Оказавшись на отпечатке ее сознания, он опустил на него лапы, еще раз понюхал, чтобы убедиться, что не ошибся. Крыса была осторожной и старалась ничего не делать опрометчиво. Когда-то давно, когда он был еще очень молод, он поспешил, и это привело к тому, что провалился в гости к совсем другому человеку, а возвращаться назад пришлось саму вечность.
Внезапно, на целое краткое мгновение, солнце погасло, и Леонард, подчиняясь инстинктам, замер, стараясь слиться с поверхностью. Птица, какой бы она ни была, пролетела мимо, а Леонард, схватив зубами собственный голый розовый хвост, резко крутанулся и провалился в след, точно под лед.
Холод окатил его, заставил каждую шерстинку встать дыбом, точно во время близкого удара молнии. Он падал сквозь пласты пурпурного и фиолетового света, среди мелькавших перед глазами обрывков чужих сновидений. Леонард отчаянно крутил головой, раскидывал лапы в стороны и помогал себе хвостом, контролируя падение, влетая в только ему видимые тоннели, незащищенные участки сновидений, куда попасть могла лишь крыса, такими маленькими они были.

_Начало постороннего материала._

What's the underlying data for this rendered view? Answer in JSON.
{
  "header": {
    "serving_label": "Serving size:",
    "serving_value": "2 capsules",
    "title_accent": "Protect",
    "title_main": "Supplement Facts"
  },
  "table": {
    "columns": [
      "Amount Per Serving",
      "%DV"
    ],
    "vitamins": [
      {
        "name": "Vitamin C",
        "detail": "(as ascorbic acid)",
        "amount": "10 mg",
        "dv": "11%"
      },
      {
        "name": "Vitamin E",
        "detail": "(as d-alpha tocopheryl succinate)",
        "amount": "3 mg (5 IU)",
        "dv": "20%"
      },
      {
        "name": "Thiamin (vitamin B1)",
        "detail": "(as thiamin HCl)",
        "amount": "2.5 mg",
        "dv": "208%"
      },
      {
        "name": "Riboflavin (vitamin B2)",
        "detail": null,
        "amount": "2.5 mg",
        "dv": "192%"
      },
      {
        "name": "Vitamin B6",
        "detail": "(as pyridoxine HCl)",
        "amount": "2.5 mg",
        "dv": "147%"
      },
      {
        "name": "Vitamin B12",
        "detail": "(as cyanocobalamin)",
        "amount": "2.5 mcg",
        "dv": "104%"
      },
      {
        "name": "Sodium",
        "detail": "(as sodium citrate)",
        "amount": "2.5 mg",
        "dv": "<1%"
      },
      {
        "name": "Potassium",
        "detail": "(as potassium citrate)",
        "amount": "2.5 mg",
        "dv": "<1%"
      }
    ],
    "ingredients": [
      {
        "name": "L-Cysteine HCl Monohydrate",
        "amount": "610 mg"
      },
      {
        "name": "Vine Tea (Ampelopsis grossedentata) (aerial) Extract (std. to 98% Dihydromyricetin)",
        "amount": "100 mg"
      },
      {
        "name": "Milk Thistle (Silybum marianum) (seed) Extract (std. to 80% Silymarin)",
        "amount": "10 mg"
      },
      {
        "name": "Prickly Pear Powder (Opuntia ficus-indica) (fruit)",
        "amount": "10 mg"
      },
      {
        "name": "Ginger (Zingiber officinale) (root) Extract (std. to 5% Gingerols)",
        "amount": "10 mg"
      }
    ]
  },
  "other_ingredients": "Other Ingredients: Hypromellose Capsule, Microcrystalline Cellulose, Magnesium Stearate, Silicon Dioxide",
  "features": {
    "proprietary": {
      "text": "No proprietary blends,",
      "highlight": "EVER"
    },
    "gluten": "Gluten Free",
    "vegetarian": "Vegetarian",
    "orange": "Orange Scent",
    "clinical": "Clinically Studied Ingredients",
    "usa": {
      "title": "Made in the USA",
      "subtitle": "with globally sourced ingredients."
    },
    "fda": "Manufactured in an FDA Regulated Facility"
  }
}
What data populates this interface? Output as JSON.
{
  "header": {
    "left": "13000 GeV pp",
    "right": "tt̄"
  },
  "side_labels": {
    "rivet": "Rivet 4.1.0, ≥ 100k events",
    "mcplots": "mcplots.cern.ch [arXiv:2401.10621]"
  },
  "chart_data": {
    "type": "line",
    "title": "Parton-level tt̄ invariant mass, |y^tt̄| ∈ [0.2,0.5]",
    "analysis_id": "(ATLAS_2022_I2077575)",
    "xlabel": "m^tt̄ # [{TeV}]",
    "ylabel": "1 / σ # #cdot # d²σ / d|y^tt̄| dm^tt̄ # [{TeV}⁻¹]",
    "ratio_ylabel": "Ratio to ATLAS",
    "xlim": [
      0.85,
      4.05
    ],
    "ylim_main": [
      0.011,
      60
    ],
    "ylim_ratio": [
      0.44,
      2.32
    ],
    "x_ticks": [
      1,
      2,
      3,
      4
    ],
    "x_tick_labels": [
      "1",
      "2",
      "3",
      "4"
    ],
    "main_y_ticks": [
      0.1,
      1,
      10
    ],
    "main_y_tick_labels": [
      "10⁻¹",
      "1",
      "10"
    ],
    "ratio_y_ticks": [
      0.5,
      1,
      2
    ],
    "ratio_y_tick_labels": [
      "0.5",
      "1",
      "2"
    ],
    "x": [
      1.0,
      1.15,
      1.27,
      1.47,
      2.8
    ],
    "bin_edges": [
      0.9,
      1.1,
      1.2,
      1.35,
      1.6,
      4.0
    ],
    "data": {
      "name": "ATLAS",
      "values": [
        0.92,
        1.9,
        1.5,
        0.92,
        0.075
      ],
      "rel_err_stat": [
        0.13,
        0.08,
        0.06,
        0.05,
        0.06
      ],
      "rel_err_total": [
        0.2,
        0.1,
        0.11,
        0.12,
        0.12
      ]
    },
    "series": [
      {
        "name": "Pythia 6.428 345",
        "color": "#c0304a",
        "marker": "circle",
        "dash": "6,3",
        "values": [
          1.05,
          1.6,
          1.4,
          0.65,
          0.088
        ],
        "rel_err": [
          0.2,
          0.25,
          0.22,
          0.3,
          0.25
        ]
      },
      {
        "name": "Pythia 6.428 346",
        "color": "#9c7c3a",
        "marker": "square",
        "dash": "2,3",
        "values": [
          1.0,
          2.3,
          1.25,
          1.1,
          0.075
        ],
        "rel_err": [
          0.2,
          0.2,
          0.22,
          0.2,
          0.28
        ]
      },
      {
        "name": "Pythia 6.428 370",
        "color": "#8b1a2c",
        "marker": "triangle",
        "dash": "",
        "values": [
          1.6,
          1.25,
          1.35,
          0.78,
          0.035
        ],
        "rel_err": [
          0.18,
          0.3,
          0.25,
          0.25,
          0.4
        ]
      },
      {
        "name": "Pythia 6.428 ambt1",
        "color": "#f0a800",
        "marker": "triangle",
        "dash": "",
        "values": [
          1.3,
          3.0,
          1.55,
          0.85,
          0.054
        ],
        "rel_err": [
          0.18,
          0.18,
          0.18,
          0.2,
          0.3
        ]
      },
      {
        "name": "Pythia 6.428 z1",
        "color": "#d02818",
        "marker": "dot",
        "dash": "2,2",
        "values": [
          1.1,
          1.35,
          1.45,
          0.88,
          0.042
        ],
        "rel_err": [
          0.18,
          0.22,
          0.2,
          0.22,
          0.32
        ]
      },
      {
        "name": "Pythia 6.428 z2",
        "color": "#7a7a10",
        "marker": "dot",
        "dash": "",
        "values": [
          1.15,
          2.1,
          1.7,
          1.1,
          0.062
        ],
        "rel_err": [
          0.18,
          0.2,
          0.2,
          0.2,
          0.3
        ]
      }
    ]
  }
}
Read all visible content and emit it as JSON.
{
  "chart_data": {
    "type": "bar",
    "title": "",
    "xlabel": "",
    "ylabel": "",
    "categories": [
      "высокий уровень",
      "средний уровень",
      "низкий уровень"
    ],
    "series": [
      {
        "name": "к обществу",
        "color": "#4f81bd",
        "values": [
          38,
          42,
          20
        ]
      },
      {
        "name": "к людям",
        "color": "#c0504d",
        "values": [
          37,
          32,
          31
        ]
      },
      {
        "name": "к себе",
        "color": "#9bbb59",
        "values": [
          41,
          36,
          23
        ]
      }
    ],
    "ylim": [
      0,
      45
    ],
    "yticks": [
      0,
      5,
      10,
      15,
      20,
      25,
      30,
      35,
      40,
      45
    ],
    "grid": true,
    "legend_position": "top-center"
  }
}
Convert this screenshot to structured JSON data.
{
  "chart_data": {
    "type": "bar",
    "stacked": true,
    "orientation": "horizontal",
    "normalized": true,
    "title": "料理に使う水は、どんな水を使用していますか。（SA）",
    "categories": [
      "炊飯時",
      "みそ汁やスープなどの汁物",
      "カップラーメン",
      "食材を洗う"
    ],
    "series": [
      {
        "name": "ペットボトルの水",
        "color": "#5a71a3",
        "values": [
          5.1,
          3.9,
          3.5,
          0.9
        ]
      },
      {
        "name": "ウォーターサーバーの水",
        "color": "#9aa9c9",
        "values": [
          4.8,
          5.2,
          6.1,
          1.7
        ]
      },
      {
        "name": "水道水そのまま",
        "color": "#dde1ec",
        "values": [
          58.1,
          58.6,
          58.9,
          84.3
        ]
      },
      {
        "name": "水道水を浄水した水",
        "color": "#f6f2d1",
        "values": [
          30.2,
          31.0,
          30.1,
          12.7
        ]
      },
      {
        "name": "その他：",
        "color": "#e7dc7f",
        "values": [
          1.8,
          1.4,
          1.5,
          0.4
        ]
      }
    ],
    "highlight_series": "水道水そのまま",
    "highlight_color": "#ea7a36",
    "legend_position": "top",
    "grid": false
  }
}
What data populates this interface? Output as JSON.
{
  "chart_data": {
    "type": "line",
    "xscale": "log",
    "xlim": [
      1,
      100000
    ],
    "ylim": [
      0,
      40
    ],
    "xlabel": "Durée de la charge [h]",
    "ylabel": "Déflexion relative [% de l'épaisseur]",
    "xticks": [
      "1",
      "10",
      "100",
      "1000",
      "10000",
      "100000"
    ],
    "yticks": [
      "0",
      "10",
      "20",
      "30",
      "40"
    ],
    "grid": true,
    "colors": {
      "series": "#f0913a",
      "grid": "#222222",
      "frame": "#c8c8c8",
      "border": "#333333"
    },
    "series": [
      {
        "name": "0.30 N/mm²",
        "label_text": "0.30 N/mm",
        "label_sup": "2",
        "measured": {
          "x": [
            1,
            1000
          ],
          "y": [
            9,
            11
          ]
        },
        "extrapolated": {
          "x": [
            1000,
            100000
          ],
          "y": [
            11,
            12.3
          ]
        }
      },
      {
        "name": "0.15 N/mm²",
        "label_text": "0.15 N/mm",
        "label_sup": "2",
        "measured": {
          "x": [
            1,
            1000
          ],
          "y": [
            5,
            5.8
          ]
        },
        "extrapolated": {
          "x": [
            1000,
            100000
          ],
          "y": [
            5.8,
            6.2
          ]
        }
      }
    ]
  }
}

Падение прекратилось внезапно. Пальцы коснулись мокрой гальки, голубоватой, похожей на птичьи яйца. Он прищурился от яркого солнца, бившего прямо в глаза, а затем земля содрогнулась от близкого удара, и в ушах грянул гром.
Несколько минут Леонард смотрел на то, что было воротами в мир Хэл для непрошеных гостей.
— Умно, — произнес он, и это оказались его первые слова с тех пор, как ему дали это задание. — Очень умно. Интересно, это Мэтт тебя надоумил или ты сама решила?
Две массивные плоские скалы, вершины которых терялись в облаках, медленно расходились, наполняя тусклый, сумеречный мир противным скрежетом, словно кто-то жерновами перемалывал камни, а затем остановились — и устремились навстречу друг другу со все возрастающей скоростью.
На этот раз Леонард был готов к удару, но все равно чуть не оглох, когда до него дошла звуковая волна.
Это был единственный путь в мир Хэл. И оказаться там можно, только минуя Симплегады.
Леонард решил не спешить, подобрался поближе, спрятавшись в вылезающих из земли древесных корнях. Следовало все хорошенько рассчитать, если, конечно, он не желает быть расплющенным в лепешку и выброшенным из этого с таким трудом найденного места.
Он не желал. А потому наблюдал и считал, пытаясь понять систему движения скал. Иногда они разъезжались на довольно далекое расстояние и смыкались медленно. Иногда приоткрывались лишь на длину кошки и снова схлопывались с ужасным грохотом, разбрасывая во все стороны жалящие каменные осколки, точно пушка, выплевывающая картечь на поле боя.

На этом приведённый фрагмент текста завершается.